Monica Dongban-Mensem (centre) received training from authorities to qualify as a traffic officer
During her free time, Nigerian Justice Monica Dongban-Mensem controls traffic in the capital, Abuja, eight years after her son was killed in a hit-and-run accident.
On the day I met her she was clad in her blue traffic vest, feet spread apart, sweaty arms slicing the air at a frantic pace, as she directed cars in 38C (100F) heat fuelled by the idling cars.
Around her was the busy chaos of the Berger roundabout in the city’s central area.
The cars that were not moving were hunched on their front axles, horns blaring, impatiently waiting for her to say “go”.
She was clearly in charge.
“Many Nigerians are impatient and it shows in their driving,” Justice Dongban-Mensem told me.
She did not know who was responsible for her son’s death but wanted to tackle some of the poor driving she witnessed.
She started going to bus stations to speak to drivers about road safety in Nigeria.

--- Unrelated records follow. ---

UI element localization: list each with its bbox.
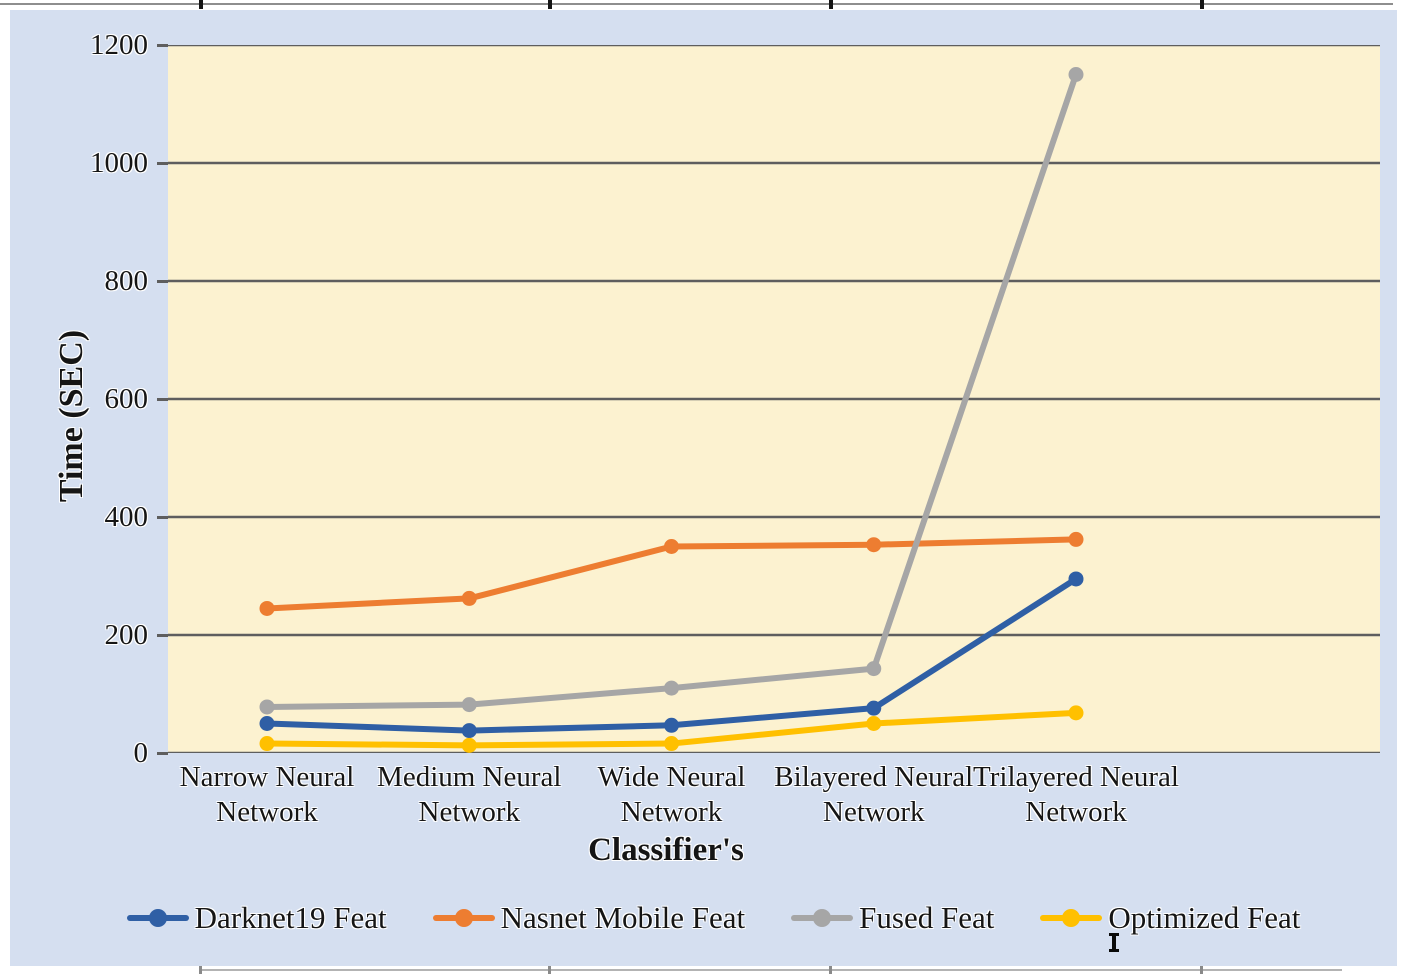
data-point-marker [1068, 67, 1084, 82]
legend-label: Optimized Feat [1108, 900, 1301, 935]
data-point-marker [866, 716, 882, 731]
x-axis-title: Classifier's [588, 832, 744, 868]
data-point-marker [461, 590, 477, 606]
bottom-crop-tick [1200, 966, 1203, 974]
y-tick-mark [157, 43, 168, 47]
data-point-marker [1068, 705, 1084, 721]
x-category-label: Wide Neural Network [597, 761, 746, 828]
top-crop-tick [1200, 0, 1204, 9]
legend-label: Fused Feat [859, 900, 995, 935]
y-tick-label: 1000 [90, 147, 148, 179]
data-point-marker [664, 717, 679, 733]
legend-line-marker-icon [1040, 908, 1103, 928]
top-crop-tick [199, 0, 203, 9]
chart-canvas [168, 45, 1380, 753]
y-tick-label: 800 [104, 265, 149, 297]
data-point-marker [461, 697, 477, 713]
legend-item-darknet19-feat: Darknet19 Feat [126, 900, 387, 935]
data-point-marker [866, 537, 882, 553]
x-category-label: Trilayered Neural Network [973, 761, 1179, 828]
legend-item-optimized-feat: Optimized Feat [1040, 901, 1300, 935]
bottom-crop-tick [829, 966, 832, 974]
legend-label: Nasnet Mobile Feat [500, 900, 746, 935]
legend-item-fused-feat: Fused Feat [791, 901, 994, 935]
bottom-crop-line [199, 969, 1342, 971]
top-crop-tick [548, 0, 552, 9]
data-point-marker [664, 736, 679, 752]
y-tick-label: 200 [104, 619, 149, 651]
y-tick-label: 0 [133, 737, 149, 769]
legend-item-nasnet-mobile-feat: Nasnet Mobile Feat [432, 900, 746, 935]
data-point-marker [259, 736, 275, 752]
chart-panel: Time (SEC) Classifier's 0 200 400 600 800 100… [10, 10, 1397, 966]
data-point-marker [664, 680, 679, 696]
y-tick-mark [157, 161, 168, 165]
y-tick-mark [157, 515, 168, 519]
x-category-label: Bilayered Neural Network [774, 761, 974, 828]
data-point-marker [866, 700, 882, 716]
series-line-fused-feat [264, 71, 1079, 710]
top-crop-line [0, 3, 1393, 5]
text-cursor-artifact [1109, 933, 1119, 952]
y-tick-mark [157, 279, 168, 283]
top-crop-tick [829, 0, 833, 9]
data-point-marker [259, 699, 275, 715]
legend-label: Darknet19 Feat [194, 900, 387, 935]
legend: Darknet19 Feat Nasnet Mobile Feat Fused Fe… [20, 901, 1405, 935]
data-point-marker [664, 539, 679, 554]
bottom-crop-tick [548, 966, 551, 974]
data-point-marker [461, 723, 477, 739]
x-category-label: Narrow Neural Network [179, 761, 355, 828]
data-point-marker [461, 737, 477, 753]
y-tick-label: 600 [104, 383, 149, 415]
plot-area [168, 45, 1380, 753]
y-tick-mark [157, 633, 168, 637]
data-point-marker [259, 600, 275, 616]
y-tick-mark [157, 397, 168, 401]
y-tick-mark [157, 751, 168, 755]
x-category-label: Medium Neural Network [377, 761, 562, 828]
legend-line-marker-icon [126, 908, 189, 928]
legend-line-marker-icon [432, 908, 495, 928]
data-point-marker [1068, 531, 1084, 547]
data-point-marker [866, 661, 882, 677]
legend-line-marker-icon [791, 908, 854, 928]
y-tick-label: 400 [104, 501, 149, 533]
data-point-marker [259, 716, 275, 731]
y-tick-label: 1200 [90, 29, 148, 61]
data-point-marker [1068, 571, 1084, 587]
bottom-crop-tick [199, 966, 202, 974]
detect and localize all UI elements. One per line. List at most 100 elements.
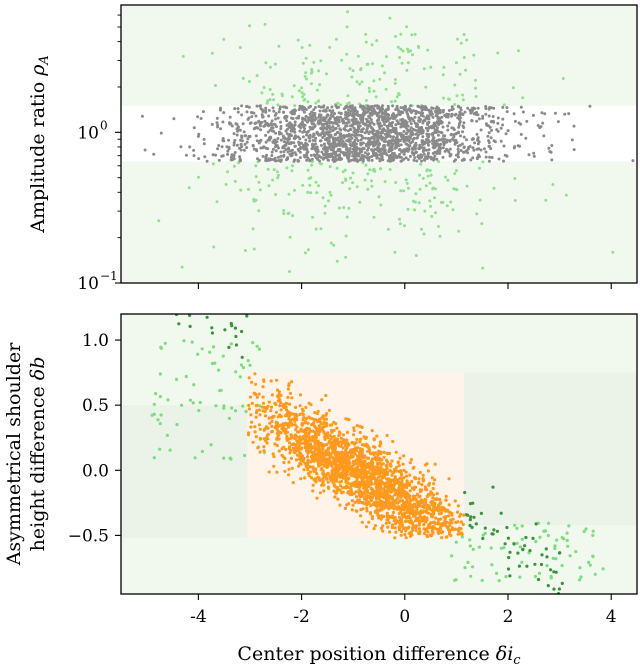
bottom-shoulder-point bbox=[506, 536, 510, 540]
bottom-x-tick-label: 4 bbox=[606, 607, 617, 627]
bottom-outer-point bbox=[197, 408, 201, 413]
top-accepted-point bbox=[386, 107, 390, 111]
bottom-accepted-point bbox=[425, 494, 429, 498]
bottom-accepted-point bbox=[312, 421, 316, 425]
top-accepted-point bbox=[412, 152, 416, 156]
bottom-accepted-point bbox=[321, 457, 325, 462]
top-rejected-point bbox=[429, 173, 433, 177]
top-accepted-point bbox=[375, 114, 379, 118]
top-rejected-point bbox=[462, 33, 466, 36]
bottom-accepted-point bbox=[332, 459, 336, 463]
top-rejected-point bbox=[349, 176, 353, 180]
bottom-accepted-point bbox=[289, 456, 293, 460]
top-accepted-point bbox=[426, 152, 430, 156]
bottom-outer-point bbox=[489, 546, 493, 550]
top-accepted-point bbox=[370, 155, 374, 158]
top-accepted-point bbox=[290, 129, 294, 133]
bottom-accepted-point bbox=[297, 464, 301, 468]
top-accepted-point bbox=[350, 158, 353, 162]
top-accepted-point bbox=[245, 140, 249, 144]
top-rejected-point bbox=[314, 180, 318, 184]
top-accepted-point bbox=[330, 148, 334, 151]
top-accepted-point bbox=[431, 133, 435, 137]
bottom-accepted-point bbox=[286, 387, 290, 391]
top-accepted-point bbox=[402, 130, 406, 133]
bottom-accepted-point bbox=[382, 455, 386, 459]
top-rejected-point bbox=[517, 49, 520, 53]
top-accepted-point bbox=[240, 136, 244, 140]
top-rejected-point bbox=[400, 61, 404, 65]
top-accepted-point bbox=[234, 122, 238, 126]
top-accepted-point bbox=[331, 136, 335, 140]
top-accepted-point bbox=[349, 110, 353, 113]
top-accepted-point bbox=[277, 159, 280, 163]
top-accepted-point bbox=[426, 143, 430, 147]
top-rejected-point bbox=[319, 227, 323, 231]
top-rejected-point bbox=[303, 74, 307, 78]
top-accepted-point bbox=[438, 150, 442, 153]
bottom-accepted-point bbox=[346, 481, 350, 485]
top-accepted-point bbox=[475, 119, 479, 123]
bottom-accepted-point bbox=[444, 515, 448, 519]
top-accepted-point bbox=[331, 114, 335, 118]
bottom-shoulder-point bbox=[227, 345, 231, 349]
bottom-accepted-point bbox=[280, 427, 284, 431]
top-accepted-point bbox=[307, 116, 311, 120]
top-accepted-point bbox=[435, 105, 439, 109]
bottom-accepted-point bbox=[457, 526, 461, 530]
bottom-accepted-point bbox=[294, 434, 298, 438]
top-rejected-point bbox=[457, 229, 461, 233]
bottom-accepted-point bbox=[384, 464, 388, 468]
top-rejected-point bbox=[409, 49, 412, 53]
bottom-accepted-point bbox=[370, 490, 375, 494]
bottom-accepted-point bbox=[379, 483, 383, 487]
top-accepted-point bbox=[437, 123, 440, 126]
top-accepted-point bbox=[490, 156, 494, 159]
bottom-accepted-point bbox=[428, 493, 432, 497]
bottom-accepted-point bbox=[449, 533, 453, 538]
top-accepted-point bbox=[344, 116, 348, 120]
top-accepted-point bbox=[381, 104, 384, 108]
bottom-outer-point bbox=[591, 533, 595, 538]
top-accepted-point bbox=[302, 106, 306, 110]
bottom-accepted-point bbox=[458, 531, 462, 536]
bottom-outer-point bbox=[533, 574, 538, 579]
bottom-accepted-point bbox=[290, 380, 294, 384]
top-accepted-point bbox=[430, 156, 434, 160]
bottom-accepted-point bbox=[418, 494, 422, 498]
bottom-accepted-point bbox=[437, 531, 441, 536]
bottom-accepted-point bbox=[325, 421, 329, 426]
top-accepted-point bbox=[452, 138, 456, 142]
top-accepted-point bbox=[404, 105, 408, 109]
top-accepted-point bbox=[366, 148, 369, 152]
bottom-accepted-point bbox=[364, 525, 369, 529]
top-accepted-point bbox=[360, 142, 364, 146]
bottom-accepted-point bbox=[391, 499, 395, 503]
top-rejected-point bbox=[417, 201, 421, 205]
bottom-accepted-point bbox=[305, 449, 309, 453]
top-rejected-point bbox=[611, 250, 615, 254]
bottom-accepted-point bbox=[257, 408, 261, 412]
bottom-accepted-point bbox=[397, 484, 402, 488]
bottom-accepted-point bbox=[337, 433, 341, 437]
top-accepted-point bbox=[314, 142, 317, 146]
bottom-accepted-point bbox=[411, 498, 415, 502]
bottom-accepted-point bbox=[399, 529, 404, 534]
top-rejected-point bbox=[243, 249, 247, 252]
top-accepted-point bbox=[202, 142, 206, 146]
top-rejected-point bbox=[335, 166, 339, 170]
bottom-outer-point bbox=[152, 456, 156, 460]
top-accepted-point bbox=[291, 126, 295, 130]
bottom-accepted-point bbox=[249, 425, 253, 429]
top-accepted-point bbox=[352, 145, 356, 149]
bottom-accepted-point bbox=[432, 504, 436, 508]
bottom-accepted-point bbox=[341, 439, 345, 443]
bottom-accepted-point bbox=[315, 472, 319, 476]
bottom-accepted-point bbox=[411, 526, 415, 530]
top-rejected-point bbox=[422, 232, 426, 236]
bottom-outer-point bbox=[578, 566, 582, 570]
top-accepted-point bbox=[513, 119, 517, 123]
bottom-shoulder-point bbox=[189, 286, 192, 289]
top-rejected-point bbox=[386, 227, 390, 231]
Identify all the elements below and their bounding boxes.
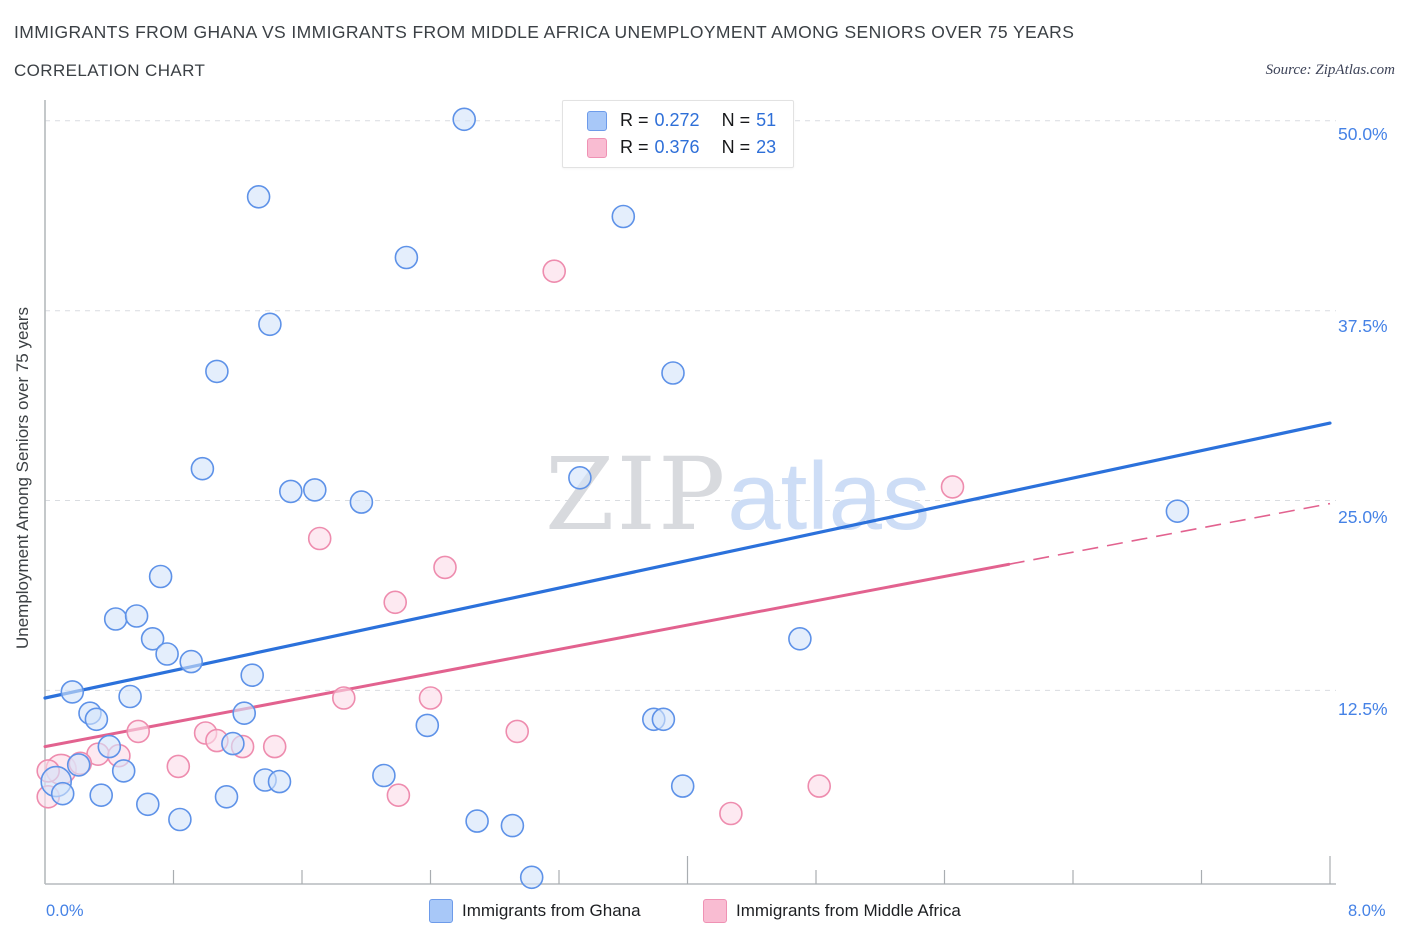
- data-point-ghana: [136, 792, 160, 817]
- y-tick-label-25: 25.0%: [1338, 507, 1388, 527]
- legend-label-ghana: Immigrants from Ghana: [462, 901, 641, 920]
- n-label: N =: [721, 110, 751, 130]
- data-point-ghana: [97, 734, 122, 759]
- page-title: IMMIGRANTS FROM GHANA VS IMMIGRANTS FROM…: [14, 22, 1075, 42]
- data-point-ghana: [394, 245, 419, 270]
- data-point-ghana: [103, 607, 128, 631]
- legend-item-middle-africa: Immigrants from Middle Africa: [703, 899, 961, 923]
- data-point-middle-africa: [126, 719, 150, 744]
- data-point-ghana: [179, 649, 203, 674]
- trend-line-ghana: [43, 421, 1332, 700]
- axes: [44, 100, 1336, 885]
- data-point-ghana: [190, 456, 215, 481]
- data-point-middle-africa: [807, 774, 832, 798]
- legend-label-middle-africa: Immigrants from Middle Africa: [736, 901, 961, 920]
- data-point-middle-africa: [166, 754, 191, 779]
- data-point-ghana: [372, 763, 396, 788]
- x-tick-label-0: 0.0%: [46, 902, 84, 920]
- data-point-middle-africa: [262, 734, 287, 759]
- data-point-middle-africa: [386, 783, 411, 808]
- source-attribution: Source: ZipAtlas.com: [1265, 62, 1395, 78]
- data-point-ghana: [465, 809, 489, 833]
- gridlines: [45, 120, 1336, 691]
- trend-line-middle-africa-solid: [43, 562, 1011, 749]
- data-point-ghana: [221, 731, 245, 756]
- data-point-ghana: [661, 361, 685, 385]
- trend-lines: [43, 421, 1332, 749]
- y-tick-label-12-5: 12.5%: [1338, 699, 1388, 719]
- data-point-middle-africa: [433, 555, 457, 580]
- data-point-ghana: [349, 490, 374, 514]
- data-point-middle-africa: [505, 719, 530, 744]
- data-point-middle-africa: [383, 590, 408, 615]
- data-point-ghana: [452, 107, 477, 132]
- y-tick-label-50: 50.0%: [1338, 124, 1388, 144]
- trend-line-middle-africa-dashed: [1008, 502, 1331, 566]
- data-point-ghana: [519, 865, 544, 890]
- stats-legend-row-ghana: R = 0.272 N = 51: [587, 110, 793, 131]
- data-point-ghana: [168, 807, 192, 832]
- watermark: ZIPatlas: [545, 436, 930, 553]
- data-point-ghana: [278, 479, 303, 504]
- stats-legend-row-middle-africa: R = 0.376 N = 23: [587, 137, 793, 158]
- data-point-ghana: [302, 478, 327, 502]
- data-point-ghana: [670, 774, 695, 798]
- n-value-middle-africa: 23: [756, 137, 777, 157]
- ghana-swatch-icon: [429, 899, 453, 923]
- r-label: R =: [620, 137, 649, 157]
- n-label: N =: [721, 137, 751, 157]
- data-point-ghana: [124, 604, 149, 628]
- r-value-middle-africa: 0.376: [654, 137, 700, 157]
- middle-africa-swatch-icon: [587, 137, 607, 158]
- data-point-ghana: [611, 204, 636, 229]
- data-point-ghana: [118, 684, 142, 709]
- data-point-ghana: [155, 642, 179, 666]
- data-points: [36, 107, 1190, 890]
- ghana-swatch-icon: [587, 110, 607, 131]
- data-point-ghana: [415, 713, 440, 738]
- stats-legend: R = 0.272 N = 51 R = 0.376 N = 23: [562, 100, 794, 168]
- data-point-ghana: [651, 707, 676, 732]
- data-point-ghana: [267, 769, 292, 794]
- data-point-ghana: [232, 701, 256, 726]
- data-point-middle-africa: [331, 686, 356, 710]
- r-value-ghana: 0.272: [654, 110, 700, 130]
- page-subtitle: CORRELATION CHART: [14, 61, 206, 80]
- r-label: R =: [620, 110, 649, 130]
- data-point-ghana: [240, 663, 264, 688]
- data-point-middle-africa: [418, 686, 443, 710]
- data-point-ghana: [246, 185, 271, 209]
- data-point-ghana: [214, 784, 239, 809]
- x-tick-label-8: 8.0%: [1348, 902, 1386, 920]
- data-point-middle-africa: [719, 801, 743, 826]
- data-point-middle-africa: [542, 259, 567, 284]
- data-point-ghana: [89, 783, 113, 808]
- data-point-ghana: [148, 564, 173, 589]
- data-point-ghana: [111, 759, 136, 783]
- legend-item-ghana: Immigrants from Ghana: [429, 899, 641, 923]
- data-point-ghana: [84, 707, 109, 732]
- data-point-middle-africa: [307, 526, 332, 551]
- data-point-ghana: [205, 359, 229, 384]
- data-point-middle-africa: [940, 475, 965, 499]
- data-point-ghana: [258, 312, 282, 337]
- data-point-ghana: [140, 626, 165, 651]
- data-point-ghana: [1165, 499, 1190, 524]
- data-point-ghana: [788, 626, 812, 651]
- y-tick-label-37-5: 37.5%: [1338, 316, 1388, 336]
- n-value-ghana: 51: [756, 110, 777, 130]
- data-point-ghana: [500, 813, 525, 838]
- data-point-ghana: [50, 781, 75, 806]
- data-point-ghana: [60, 680, 85, 704]
- middle-africa-swatch-icon: [703, 899, 727, 923]
- data-point-ghana: [66, 753, 91, 777]
- data-point-ghana: [568, 465, 592, 490]
- y-axis-title: Unemployment Among Seniors over 75 years: [13, 307, 32, 649]
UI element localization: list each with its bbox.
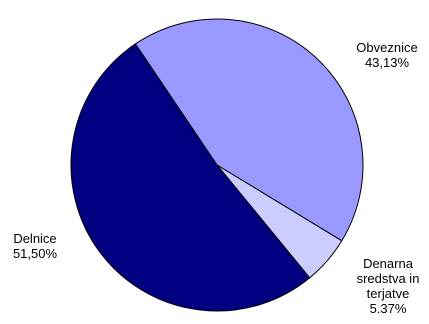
slice-label-delnice: Delnice 51,50% bbox=[0, 231, 70, 261]
slice-value-obveznice: 43,13% bbox=[364, 55, 410, 70]
slice-name-line-3: terjatve bbox=[366, 286, 410, 301]
pie-slices bbox=[70, 18, 364, 312]
slice-name-obveznice: Obveznice bbox=[356, 40, 418, 55]
pie-slice-delnice bbox=[70, 43, 311, 312]
slice-value-denarna-sredstva: 5.37% bbox=[369, 301, 407, 316]
slice-name-delnice: Delnice bbox=[13, 231, 57, 246]
slice-label-obveznice: Obveznice 43,13% bbox=[347, 40, 427, 70]
pie-slice-obveznice bbox=[134, 18, 364, 242]
slice-name-line-1: Denarna bbox=[363, 256, 413, 271]
slice-label-denarna-sredstva: Denarna sredstva in terjatve 5.37% bbox=[348, 256, 428, 316]
slice-name-line-2: sredstva in bbox=[356, 271, 420, 286]
slice-value-delnice: 51,50% bbox=[12, 246, 58, 261]
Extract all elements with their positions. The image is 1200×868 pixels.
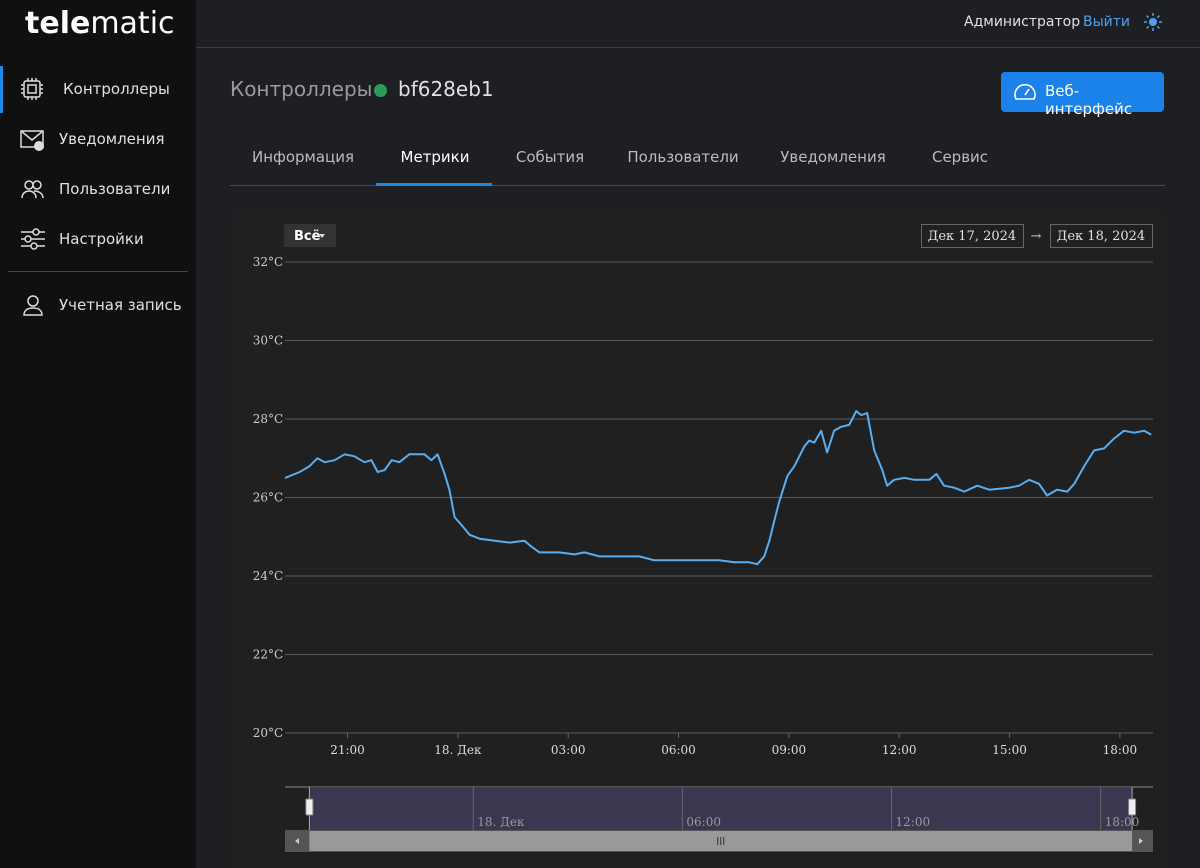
date-arrow: → — [1031, 229, 1042, 244]
y-tick-label: 32°C — [253, 255, 283, 269]
nav-item[interactable]: Учетная запись — [59, 295, 182, 315]
nav-item[interactable]: Настройки — [59, 229, 144, 249]
user-name[interactable]: Администратор — [964, 14, 1080, 30]
icon-gauge — [1013, 81, 1037, 103]
temperature-line — [285, 411, 1151, 564]
range-button-label: Всё — [294, 229, 321, 244]
x-tick-label: 12:00 — [882, 743, 917, 757]
x-tick-label: 21:00 — [330, 743, 365, 757]
nav-item[interactable]: Уведомления — [59, 129, 164, 149]
web-interface-button[interactable]: Веб-интерфейс — [1001, 72, 1164, 112]
logo-light: matic — [90, 6, 174, 41]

What she found shocked her.
Most of the drivers had not received proper training and were not familiar with the traffic rules.
Such ignorance might have caused the death of her son and she was determined to change that.
The 62-year-old has set up a non-profit organisation named after her late son – Kwapda’as Road Safety Demand – to educate motorists about safety and she also plans to establish a driving school for potential commercial drivers, where they can receive training free-of-charge.
Not content with that, Justice Dongban-Mensem wanted to play a role in controlling the traffic herself. After weeks of training with the road safety commission she qualified as a traffic warden.
It was not until 2016, five years after the accident, that she felt able to visit the scene of her son’s death in the central Nigerian city of Jos.
“My mission was to find someone who could just tell me or describe to me how my son died.”
But once she got there, she was left terrified, sad and angry by the chaos she saw.